Just as the German peasants stormed Castle Frankenstein to destroy the monster in Mary Shelley’s novel, Cardinals fans and bloggers will soon begin their virtual siege of the Cardinals front office as they call for the immediate release of Brian Tallet. If they have not done so already.
Why not release the veteran lefty ? He is signed for just a single season, at a bargain salary of $750,000. It would seem that losing half of that contract money would be better than continuing to lose game after game or tying up a valuable spot on the 25 man active roster. It is the exact same financial situation as Miguel Batista, who the Cardinals released nearly two weeks ago, and much less than the Cardinals gave up when they cut Ryan Franklin loose. In recent weeks, Tallet has been as ineffective as either Batista or Franklin, perhaps more so because he has such a specialized role: getting out left handed hitters.
With Tallet, it’s not quite that simple. And I have to thank our friend William Tasker, author of the excellent The Flagrant Fan blog, for bringing this to our attention. A deeper look into Brian Tallet’s career in Toronto reveals two solid seasons and one excellent year as a reliever. It was after Cito Gaston, perhaps out of necessity, moved Tallet into the rotation that things turned ugly for the lefty.

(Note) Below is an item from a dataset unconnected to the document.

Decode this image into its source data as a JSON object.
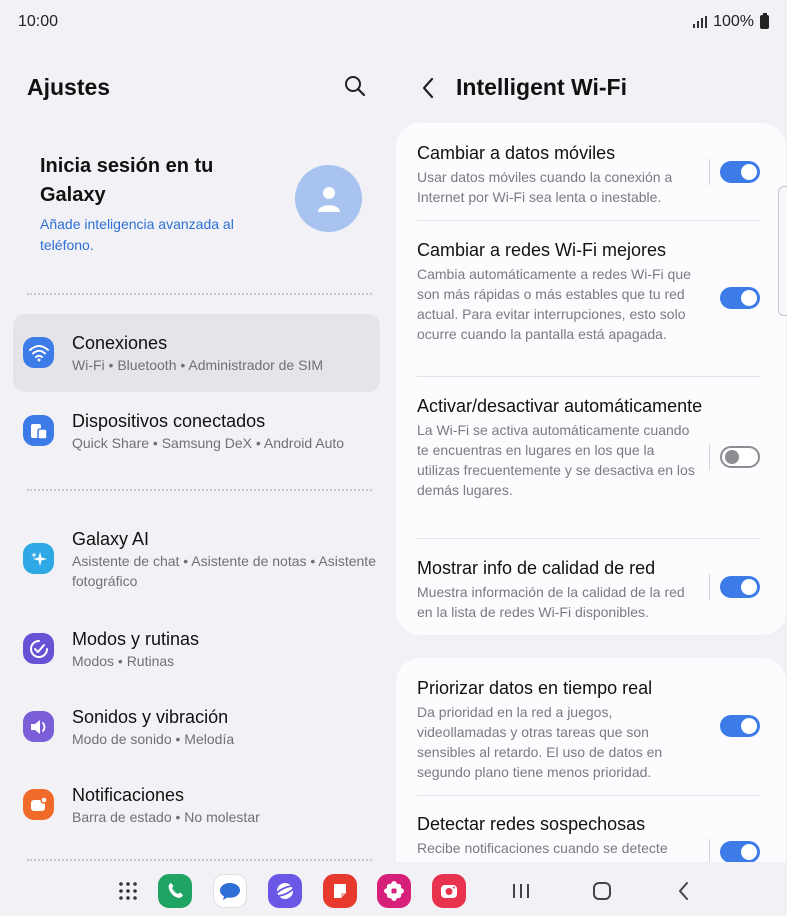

William’s assertion that Tallet had been improperly used in Toronto gained a lot of credibility at the start of the season when Tallet was particularly effective out of the bullpen. Prior to breaking his hand in Arizona, Tallet was good. Very good, in fact. He did not allow a base runner in his first three appearances, and only allowed two runs (one earned) in all five, prior to the injury. That adds up to a 2.08 ERA, and the four hits he allowed gave opponents from both sides of the plate a .235 batting average. Even for the small sample size (5 games, 4 1/3 innings), you can say that Tallet was getting it done.
It has not been the same for the veteran portsider since coming off the disabled list on May 22. In 8 innings over 12 appearances, batters are hitting him .130 harder – but the key word there is harder because 4 of those 14 hits allowed have left the park. He has also failed to retire left-handed batters, which neutralizes his usefulness as a LOOGY (left-handed one out guy). An ERA over 10 runs and opponents hitting like Albert Pujols of old, Brian Tallet has just not been the same since coming off the disabled list.
The Cavalry are all Righties
An important consideration is his replacement. There are no left handed relievers anywhere in the Cardinals minor league system that are ready to take Tallet’s place on the roster. The closest would be Samuel Freeman who is dazzling us with a brilliant season in Springfield (AA). He is certainly one to watch for the future, but not in 2011.
Rich Rundles is a sentimental favorite, and it is nice to see him back with Memphis. If the Cardinals thought he was part of the future, they would have already bought his contract and he would be into his second or third season. He still continues to follow his dream, and pitch effectively for the Memphis Redbirds. And we continue to cheer for him.
With a few more appearances under his belt, perhaps Raul Valdes may be that full inning lefty successor, but at this point we still have to consider him somewhat of a curiosity. Effective to be sure, but uncomfortably so. Valdes doesn’t have anywhere near Tallet’s velocity, and his slider is more of the gliding sort than a sharp break that is needed to get out batters on both sides of the plate. In a month, we might give this more of a consideration, but for now, let’s still hold our breath when Valdes is called out of the bullpen.
There is always the possibility that John Mozeliak will acquire some left-handed help for the bullpen by way of a mid-season trade. With the every day woes in the middle of the Cardinals defense, a lefty for the bullpen seems a secondary need. It could still happen, but when the Cardinals passed on JC Romero, that signaled a desire (or acceptance) to stick with what they already have in the system.
Unlike Miguel Batista, who I never thought should have been put on the roster, I am not ready to give up on Brian Tallet, just yet. If the Cardinals can get comfortable with Raul Valdes, perhaps a short trip to the DL to work on mechanics, or maybe we fans will just have to hold our noses as he works it out on the center stage. Either way, we need to get the April 2011 version of Brian Tallet back, and the sooner, the better.